コロナ禍、副業の実態は? 希望者倍増、競争は激化

 新型コロナの感染拡大下、在宅勤務で時間に余裕ができる一方、減少した所得を補う手段として副業を探す人が増えている。複業マッチングプラットフォームを運営するAnother worksによると、特に募集・応募ともに活況を迎えているのが営業職だ。新規アポイントが取りにくい状況で、人脈を生かした営業ができる人材への期待が高まっている。また、求人の変化としては、メーカーからの問い合わせが増加した。店舗での売り上げに代えて、ウェブによる直販を強化するための人材が求められているためだ。新型コロナを機にデジタル化は進んでいくだろう。
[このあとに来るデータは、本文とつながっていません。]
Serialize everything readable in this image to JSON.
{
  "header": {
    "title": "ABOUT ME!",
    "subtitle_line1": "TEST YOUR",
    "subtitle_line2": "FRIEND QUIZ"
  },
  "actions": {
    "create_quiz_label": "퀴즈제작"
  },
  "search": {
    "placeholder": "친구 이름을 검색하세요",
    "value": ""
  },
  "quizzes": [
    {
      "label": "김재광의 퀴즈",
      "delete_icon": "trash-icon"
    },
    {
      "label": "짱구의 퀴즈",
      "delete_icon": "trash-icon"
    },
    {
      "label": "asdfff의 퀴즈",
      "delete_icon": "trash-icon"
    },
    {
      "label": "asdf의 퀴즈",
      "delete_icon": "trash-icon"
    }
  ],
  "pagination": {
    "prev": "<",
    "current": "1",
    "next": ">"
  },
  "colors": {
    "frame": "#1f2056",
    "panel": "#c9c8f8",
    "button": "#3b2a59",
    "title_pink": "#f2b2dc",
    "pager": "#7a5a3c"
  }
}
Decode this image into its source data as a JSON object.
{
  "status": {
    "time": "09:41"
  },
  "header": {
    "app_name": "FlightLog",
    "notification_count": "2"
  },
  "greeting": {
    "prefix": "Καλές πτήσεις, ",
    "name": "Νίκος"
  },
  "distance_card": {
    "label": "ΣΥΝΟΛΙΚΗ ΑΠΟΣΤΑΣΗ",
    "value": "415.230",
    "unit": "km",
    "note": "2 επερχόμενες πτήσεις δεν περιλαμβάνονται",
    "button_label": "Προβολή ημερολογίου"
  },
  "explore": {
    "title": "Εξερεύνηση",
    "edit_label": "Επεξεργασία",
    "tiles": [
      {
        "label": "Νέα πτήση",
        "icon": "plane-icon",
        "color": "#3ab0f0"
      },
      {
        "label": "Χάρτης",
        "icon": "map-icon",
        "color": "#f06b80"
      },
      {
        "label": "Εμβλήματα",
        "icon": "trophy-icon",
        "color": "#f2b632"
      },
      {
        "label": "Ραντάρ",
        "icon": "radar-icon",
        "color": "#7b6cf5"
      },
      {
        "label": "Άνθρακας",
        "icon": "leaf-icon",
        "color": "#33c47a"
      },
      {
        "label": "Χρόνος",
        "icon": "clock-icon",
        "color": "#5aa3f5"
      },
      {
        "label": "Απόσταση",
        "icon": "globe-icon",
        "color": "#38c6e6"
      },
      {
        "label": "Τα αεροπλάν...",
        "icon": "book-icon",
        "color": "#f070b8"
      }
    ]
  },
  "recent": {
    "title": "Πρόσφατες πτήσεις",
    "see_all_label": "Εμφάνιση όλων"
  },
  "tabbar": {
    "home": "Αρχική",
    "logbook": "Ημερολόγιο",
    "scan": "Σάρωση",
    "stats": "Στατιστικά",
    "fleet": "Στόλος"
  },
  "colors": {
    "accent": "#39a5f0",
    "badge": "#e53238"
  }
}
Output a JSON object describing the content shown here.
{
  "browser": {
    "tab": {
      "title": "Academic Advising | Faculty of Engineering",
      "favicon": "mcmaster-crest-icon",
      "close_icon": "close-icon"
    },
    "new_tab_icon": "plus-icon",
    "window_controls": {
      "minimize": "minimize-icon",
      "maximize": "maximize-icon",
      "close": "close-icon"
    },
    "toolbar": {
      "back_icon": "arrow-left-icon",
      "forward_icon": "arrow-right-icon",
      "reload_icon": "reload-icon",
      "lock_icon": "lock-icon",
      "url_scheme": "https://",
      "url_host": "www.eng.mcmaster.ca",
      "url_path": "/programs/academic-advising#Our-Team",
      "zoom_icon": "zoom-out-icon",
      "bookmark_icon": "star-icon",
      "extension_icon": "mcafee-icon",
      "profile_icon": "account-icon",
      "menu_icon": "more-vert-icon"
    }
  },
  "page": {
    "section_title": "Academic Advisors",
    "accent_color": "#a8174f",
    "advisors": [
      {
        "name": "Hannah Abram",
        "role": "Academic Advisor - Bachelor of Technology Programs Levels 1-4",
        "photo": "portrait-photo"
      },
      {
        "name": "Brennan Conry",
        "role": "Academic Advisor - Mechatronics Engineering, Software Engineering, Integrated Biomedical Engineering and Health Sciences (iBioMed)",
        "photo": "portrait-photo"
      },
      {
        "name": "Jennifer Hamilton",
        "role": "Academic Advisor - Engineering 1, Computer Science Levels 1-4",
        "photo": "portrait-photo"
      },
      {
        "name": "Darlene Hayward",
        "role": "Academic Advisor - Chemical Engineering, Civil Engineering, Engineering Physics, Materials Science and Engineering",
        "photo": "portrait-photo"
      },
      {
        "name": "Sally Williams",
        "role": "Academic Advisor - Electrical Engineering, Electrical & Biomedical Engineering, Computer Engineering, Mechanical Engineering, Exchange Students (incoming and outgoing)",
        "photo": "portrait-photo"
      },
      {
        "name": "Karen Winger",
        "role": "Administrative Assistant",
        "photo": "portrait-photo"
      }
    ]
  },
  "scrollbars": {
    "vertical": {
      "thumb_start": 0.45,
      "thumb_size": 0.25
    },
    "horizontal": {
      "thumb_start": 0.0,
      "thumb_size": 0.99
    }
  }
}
IT人材の副業の需要が今後も高まっていきそうだ。

新賃金制度、副業挑戦…「令和の所得増加作戦」の今

 新賃金制度や副業挑戦など、多くの企業や個人、国が模索してきた「令和の所得増加作戦」の多くが、コロナ・ショックで幻と化してもおかしくない。現在の状況は給与所得増加計画が頓挫しただけではなく、今後の給与削減の始まりにすぎないかもしれない。専門家の「GDP25%減」「40兆円分の市場が消滅」といった予測が実現すれば、多くの日本人に「年収2割減時代」が訪れても不思議ではない。

最後に

 新型コロナ感染状況下で、フリーランスへの支援策の必要性が浮き彫りとなっている。また、フリーランスではない、会社に所属する働き方についても、今後は柔軟な働き方を形作っていく必要性がありそうだ。